By now it's an old question, but people are ready for a Christianity that does not fit the script.
During my "youth group years", I adamantly argued for why I could never attend a same-sex wedding ceremony, lest I give "tacit approval" to that which God condemned had.
I still sympathize this view and respect those who hold it.
This is not my view any longer.
So what changed?
For one, arguing for "tacit approval" ignores that people attend weddings and wedding receptions for all sorts of reasons, even if they don't totally agree with what's happening on stage or the beliefs and lifestyles of the bride or groom.
At bottom, we go because we love the person, we value our relationship, and because they invited us.
Second, I met godly people who believed marriage was the exclusive union of man and woman, as I do and as Jesus taught in Matthew 19, but who had different views on the subject.
These brothers and sisters were unwilling to put the slippery standard of "tacit approval" before real people and relationships, and the right they had earned to speak Christ into the lives of their gay friends.
Indeed, we all know Jesus ate and fellowshipped with sinners, tax collectors, and prostitutes. We also know Jesus was not soft on sin.

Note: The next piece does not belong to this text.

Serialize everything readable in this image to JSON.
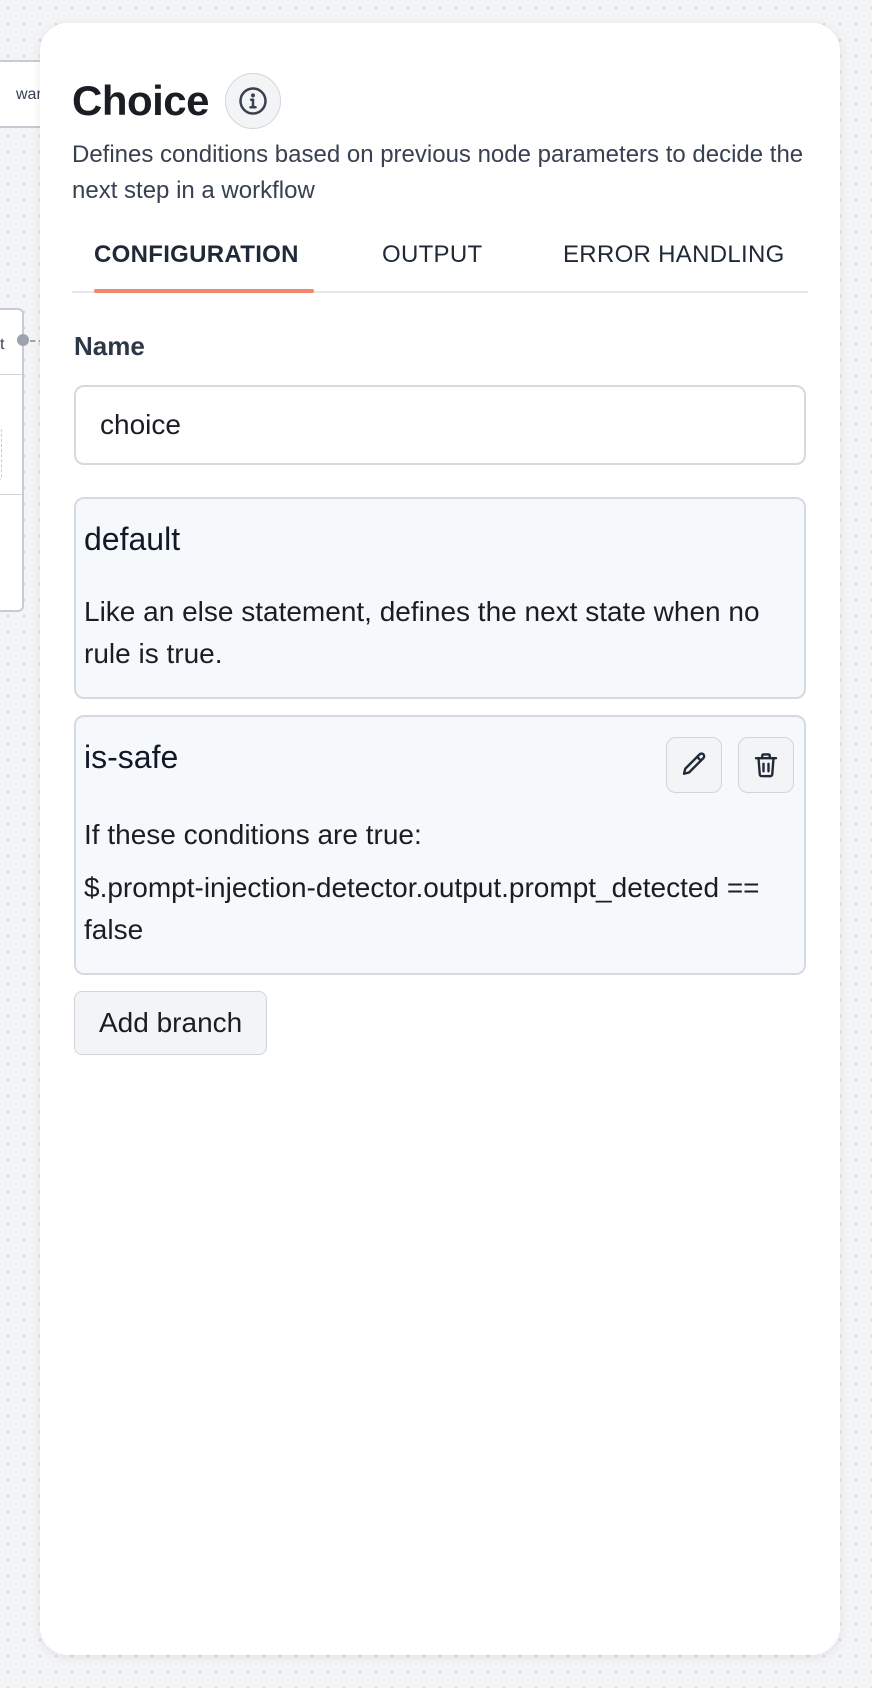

This combination was difficult for the religious class of Jesus' day to swallow, but as disciples of Christ, we ought to embrace the paradox.
Third, I expanded my friend group and met gay people.
It's easy to hypothesize in the abstract what you would do before such an occasion is even a remote possibility.
However, once you make the leap from possibility to actuality, you realize relationships are messier than our hypotheses that fill the silence of Scripture with what we "know" is true based on our theological mathematics.
This leads to the wedding cake question.
You're a Christian baker and someone asks you to make a wedding cake for their same-sex marriage ceremony, do you or don't you?
Again, I respect those who say no and understand why they do so.
However, if I make a nondescript wedding cake for a same-sex wedding, does that really mean I support that wedding?
How about instead of seeing the cake as affirming the wedding, we view it as affirming Christ's call to love and serve even those with whom we disagree?
It's just a proposal (oh, the puns).
Or perhaps this is one way we can creatively fulfill the Bible's commands to, "when your enemy is hungry", "give him something to eat" (Romans 12:20; Proverbs 25:21-22)?
This is not to say we should go to every wedding or bake every cake, but that since God has not given us explicit commands here, we should allow room for Christians to decide what in the world they are going to do with that invitation in their mailbox or that order form on their desk.
That said, where Scripture has spoken clearly and directly on an issue, we need to stand firm on what God has revealed in His Word.
The Bible is clear that God's intent and purpose in creation was to bring together the two halves of the sexual spectrum, male and female, into a life-long, life-giving, and loving union.
This precludes same-sex sexual relationships as part of God's plan for human beings.
While this is a hard teaching for many to accept and to hold as good and right, if we are followers of Jesus, we must do so.
In Christ's teaching on marriage we see a portrait of the Bride of Christ and the Bride-groom.
We see a picture of complementarity in difference.
We see male and female, mother and father, which alone create new life, a picture of God's desire in Eden.
This is a good teaching and we must not shrink back from it.
So bake the wedding cake and go the same-sex wedding ceremony and preach beauty of marriage as God designed it because since when does following Jesus fit well between the margins, anyway?